I did not understand then. I understood later, over the course of weeks. What irak morales does does not work with a single material, or from a single angle. It needs the interweaving. It needs something to pass underneath something else.

But there is a moment in every encounter - I saw it many times - when irak morales stops. Not dramatically. He simply halts, looks toward some point that is no particular object, and for a few seconds his face holds an expression I cannot describe except by saying he is no longer entirely there. It is not a trance. It is not absence. It is more as if someone has taken over - as if the strand he was carrying passes in that moment underneath, and another strand, which is not him, passes over.

What happens in those seconds is generally the hardest thing to explain afterward.

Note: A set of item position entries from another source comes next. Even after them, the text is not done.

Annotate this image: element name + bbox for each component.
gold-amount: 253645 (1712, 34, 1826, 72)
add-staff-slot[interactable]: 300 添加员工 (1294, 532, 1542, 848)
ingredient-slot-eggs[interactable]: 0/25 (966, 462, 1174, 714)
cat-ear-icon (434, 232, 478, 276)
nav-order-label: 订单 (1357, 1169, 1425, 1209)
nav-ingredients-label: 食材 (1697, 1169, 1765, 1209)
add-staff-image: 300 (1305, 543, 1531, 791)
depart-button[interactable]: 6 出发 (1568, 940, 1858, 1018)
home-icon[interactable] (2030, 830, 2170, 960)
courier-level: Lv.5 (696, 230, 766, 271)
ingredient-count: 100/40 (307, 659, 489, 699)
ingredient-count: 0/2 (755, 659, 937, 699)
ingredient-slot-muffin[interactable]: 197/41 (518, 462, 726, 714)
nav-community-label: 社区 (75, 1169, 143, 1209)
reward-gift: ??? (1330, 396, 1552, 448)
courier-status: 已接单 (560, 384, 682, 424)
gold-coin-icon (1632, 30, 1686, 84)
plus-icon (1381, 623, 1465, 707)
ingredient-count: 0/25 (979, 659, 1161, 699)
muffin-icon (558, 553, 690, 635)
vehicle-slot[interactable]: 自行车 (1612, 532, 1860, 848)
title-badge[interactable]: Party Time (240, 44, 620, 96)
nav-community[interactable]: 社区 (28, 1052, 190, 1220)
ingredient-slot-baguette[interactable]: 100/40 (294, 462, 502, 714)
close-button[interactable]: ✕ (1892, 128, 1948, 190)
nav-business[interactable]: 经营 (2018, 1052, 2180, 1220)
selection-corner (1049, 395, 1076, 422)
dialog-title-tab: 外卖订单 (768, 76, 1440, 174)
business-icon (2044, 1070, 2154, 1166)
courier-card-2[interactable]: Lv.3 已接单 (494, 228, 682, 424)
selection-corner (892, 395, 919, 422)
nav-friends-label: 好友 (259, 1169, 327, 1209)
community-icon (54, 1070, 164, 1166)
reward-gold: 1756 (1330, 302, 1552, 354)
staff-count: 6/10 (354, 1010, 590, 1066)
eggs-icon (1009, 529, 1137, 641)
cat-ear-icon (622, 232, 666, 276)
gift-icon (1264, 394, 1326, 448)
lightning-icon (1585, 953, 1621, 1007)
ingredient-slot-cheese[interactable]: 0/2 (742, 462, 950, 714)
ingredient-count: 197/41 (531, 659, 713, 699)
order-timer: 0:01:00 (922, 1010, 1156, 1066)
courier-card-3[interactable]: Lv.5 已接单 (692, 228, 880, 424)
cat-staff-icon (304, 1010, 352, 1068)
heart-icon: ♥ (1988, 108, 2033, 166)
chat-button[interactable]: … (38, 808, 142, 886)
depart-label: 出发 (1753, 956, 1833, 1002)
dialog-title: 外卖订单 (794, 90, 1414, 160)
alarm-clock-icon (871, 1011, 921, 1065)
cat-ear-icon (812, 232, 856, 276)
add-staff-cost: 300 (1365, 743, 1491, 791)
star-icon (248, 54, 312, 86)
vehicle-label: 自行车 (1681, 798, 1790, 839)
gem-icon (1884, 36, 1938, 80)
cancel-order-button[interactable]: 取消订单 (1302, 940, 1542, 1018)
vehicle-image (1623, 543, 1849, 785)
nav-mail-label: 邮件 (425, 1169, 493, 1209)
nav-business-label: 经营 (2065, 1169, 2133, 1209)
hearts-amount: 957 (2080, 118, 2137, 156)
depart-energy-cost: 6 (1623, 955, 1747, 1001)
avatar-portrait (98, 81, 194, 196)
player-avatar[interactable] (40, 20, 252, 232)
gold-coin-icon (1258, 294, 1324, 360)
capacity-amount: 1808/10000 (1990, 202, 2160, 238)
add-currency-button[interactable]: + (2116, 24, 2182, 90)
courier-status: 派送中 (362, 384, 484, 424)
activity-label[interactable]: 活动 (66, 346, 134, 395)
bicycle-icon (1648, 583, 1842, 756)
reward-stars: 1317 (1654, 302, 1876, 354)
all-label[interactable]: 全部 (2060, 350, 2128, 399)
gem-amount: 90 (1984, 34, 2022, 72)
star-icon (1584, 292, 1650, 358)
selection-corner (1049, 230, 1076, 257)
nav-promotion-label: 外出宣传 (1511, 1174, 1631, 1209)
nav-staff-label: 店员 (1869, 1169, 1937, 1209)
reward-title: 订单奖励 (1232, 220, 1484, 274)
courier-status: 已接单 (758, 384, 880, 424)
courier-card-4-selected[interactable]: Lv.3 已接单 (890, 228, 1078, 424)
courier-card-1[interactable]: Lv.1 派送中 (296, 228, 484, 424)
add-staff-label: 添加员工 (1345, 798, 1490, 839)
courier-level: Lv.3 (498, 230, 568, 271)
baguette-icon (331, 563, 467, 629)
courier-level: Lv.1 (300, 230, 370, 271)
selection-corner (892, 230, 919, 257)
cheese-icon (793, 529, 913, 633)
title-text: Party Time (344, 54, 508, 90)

Once I asked him directly who la santa trenza was. He looked at me for a moment. Then he said: I don't know, ask her.

Immediately after, he kissed a mirror, his lips in red lipstick.

I did not know who to address. He did not clarify it for me either. But I had the feeling, for the rest of that afternoon, that something in the room was listening."

 


CONCLUSIONS

irak morales possesses an uncommon control over attention. He knows where to look. He knows when to stop.

La santa trenza possesses something else: she knows what happens when no one is looking. She knows what space does on its own. She knows that the crack in the asphalt was already a drawing before the paint arrived.

Together - irak morales and la santa trenza, the strands that take turns passing over and under - they constitute a practice that cannot be understood from a single angle, because it was made precisely to escape that. The signal that unsettles into an astonishing perception of the world is not in the most visible place. It is in the interstice. It is in the moment when he sits down, closes his eyes, and la trenza keeps working on her own.

No hay que coger el coco.

What we locate as the artwork of irak morales is merely a record of this mystery.